Je souhaite ne faire diffuser mes oeuvres que sous un pseudonyme. Est-ce possible ? Si oui, quelles en seraient les conséquences juridiques ?
La possibilité pour un auteur d’utiliser un pseudonyme constitue un des éléments du droit de paternité sur sa création. Elle est d’ailleurs consacrée par l’article L 113–6 du Code de la propriété intellectuelle :
« Les auteurs des oeuvres pseudonymes et anonymes jouissent sur celles-ci de droits reconnus par l’article L 111–1. […] »

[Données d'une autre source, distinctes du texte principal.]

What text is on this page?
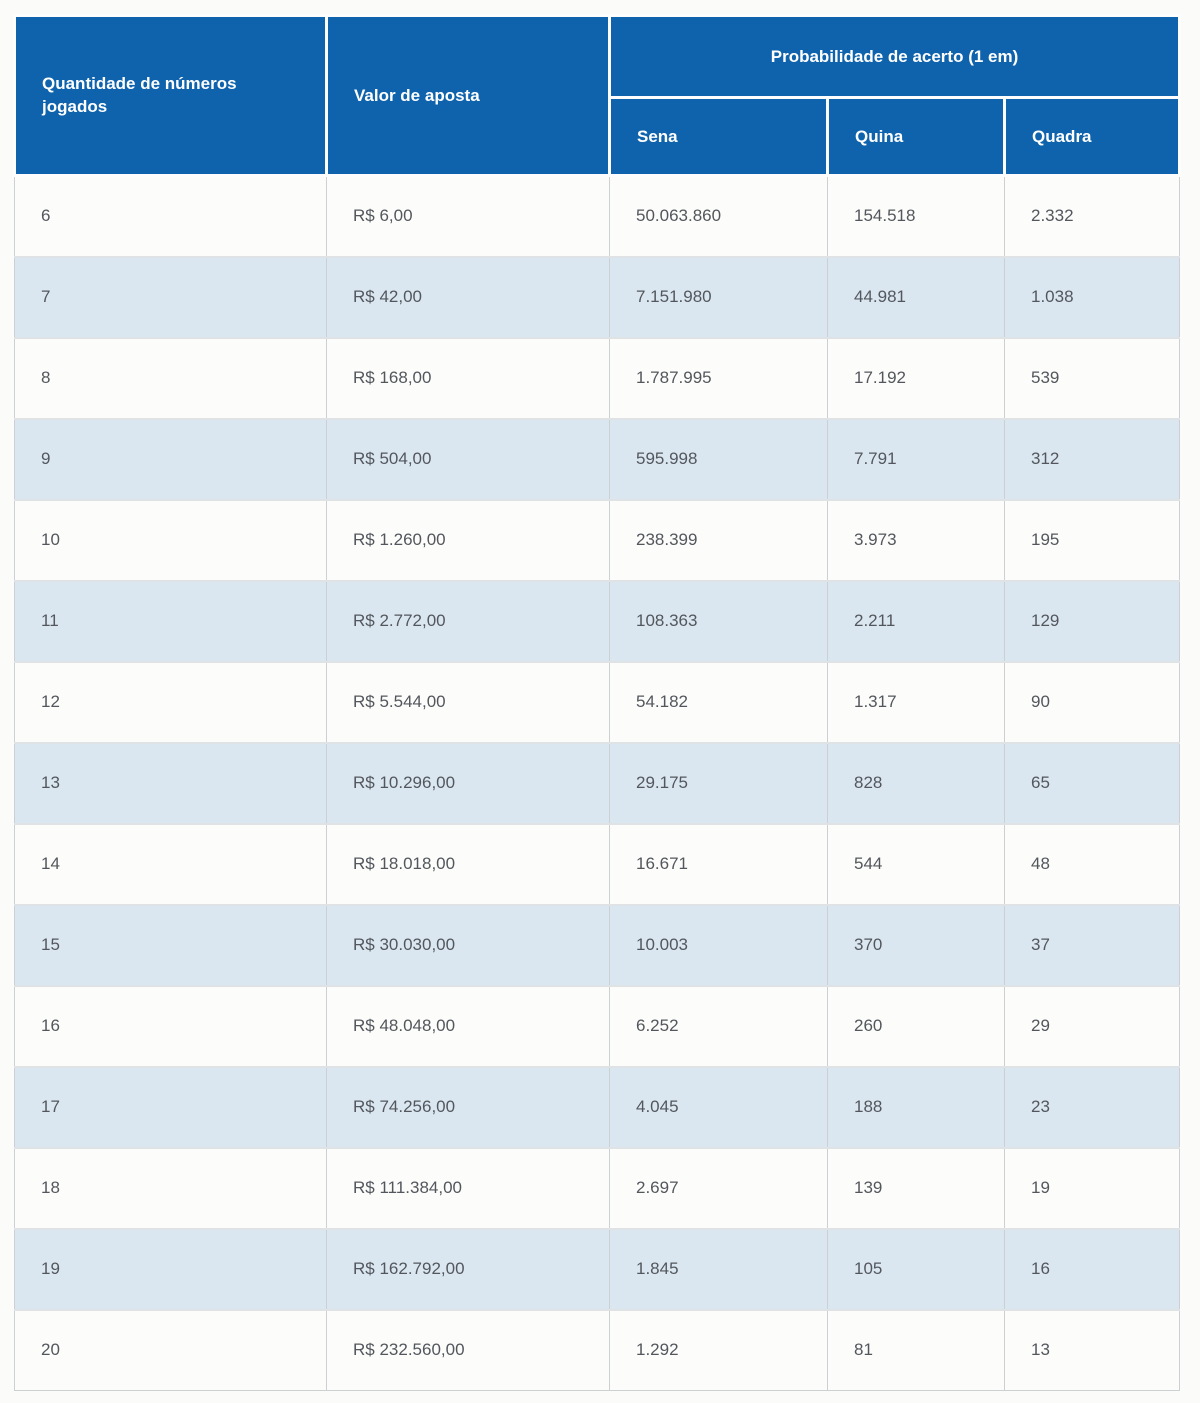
Quantidade de números jogados	Valor de aposta	Probabilidade de acerto (1 em)		
		Sena	Quina	Quadra
6	R$ 6,00	50.063.860	154.518	2.332
7	R$ 42,00	7.151.980	44.981	1.038
8	R$ 168,00	1.787.995	17.192	539
9	R$ 504,00	595.998	7.791	312
10	R$ 1.260,00	238.399	3.973	195
11	R$ 2.772,00	108.363	2.211	129
12	R$ 5.544,00	54.182	1.317	90
13	R$ 10.296,00	29.175	828	65
14	R$ 18.018,00	16.671	544	48
15	R$ 30.030,00	10.003	370	37
16	R$ 48.048,00	6.252	260	29
17	R$ 74.256,00	4.045	188	23
18	R$ 111.384,00	2.697	139	19
19	R$ 162.792,00	1.845	105	16
20	R$ 232.560,00	1.292	81	13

En pratique l’auteur qui se cache derrière un pseudonyme bénéficie des mêmes prérogatives que n’importe quel autre auteur. Il a en outre le droit d’exiger que la filiation sur son oeuvre ne soit proclamée qu’au travers de son pseudonyme. Dès lors, il ne sera possible de révéler la véritable identité de l’auteur de l’œuvre que si ce dernier y consent.

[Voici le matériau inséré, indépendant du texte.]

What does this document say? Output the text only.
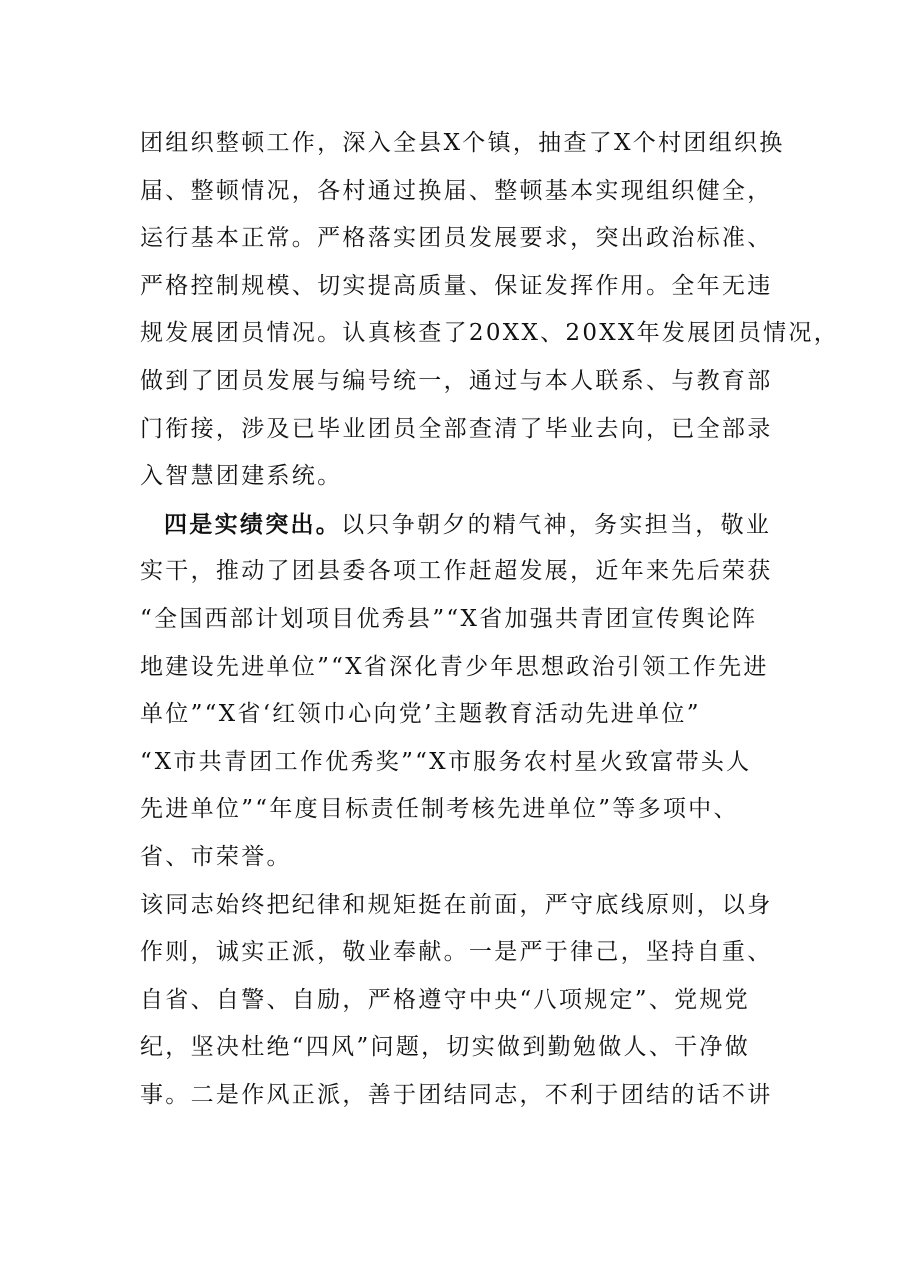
团组织整顿工作，深入全县X个镇，抽查了X个村团组织换
届、整顿情况，各村通过换届、整顿基本实现组织健全，
运行基本正常。严格落实团员发展要求，突出政治标准、
严格控制规模、切实提高质量、保证发挥作用。全年无违
规发展团员情况。认真核查了20XX、20XX年发展团员情况，
做到了团员发展与编号统一，通过与本人联系、与教育部
门衔接，涉及已毕业团员全部查清了毕业去向，已全部录
入智慧团建系统。
四是实绩突出。以只争朝夕的精气神，务实担当，敬业
实干，推动了团县委各项工作赶超发展，近年来先后荣获
“全国西部计划项目优秀县”“X省加强共青团宣传舆论阵
地建设先进单位”“X省深化青少年思想政治引领工作先进
单位”“X省‘红领巾心向党’主题教育活动先进单位”
“X市共青团工作优秀奖”“X市服务农村星火致富带头人
先进单位”“年度目标责任制考核先进单位”等多项中、
省、市荣誉。
该同志始终把纪律和规矩挺在前面，严守底线原则，以身
作则，诚实正派，敬业奉献。一是严于律己，坚持自重、
自省、自警、自励，严格遵守中央“八项规定”、党规党
纪，坚决杜绝“四风”问题，切实做到勤勉做人、干净做
事。二是作风正派，善于团结同志，不利于团结的话不讲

Lorsque, comme vous, un créateur décide de publier son oeuvre sous un pseudonyme, il est représenté dans l’exercice de ses droits par l’éditeur ou le publicateur originaire, et ce tant qu’il ne fait pas connaître son identité civile et justifie de sa qualité.
Je souhaite céder mes droits d’auteur à un tiers. Cela est-il possible ?
Vous pouvez effectivement céder une partie de vos droits à une tierce personne, mais une partie seulement. En effet, les droits de l’auteur sont divisés en deux catégories :
- le droit moral (qui regroupe le droit à la paternité, le droit au respect de l’œuvre et le droit de repentir) qui est perpétuel, inaliénable et imprescriptible et ne peut en conséquence être cédé;
- les droits patrimoniaux de l’auteur (qui englobent les droits relatifs à l’exploitation de l’œuvre) qui peuvent faire l’objet d’une cession.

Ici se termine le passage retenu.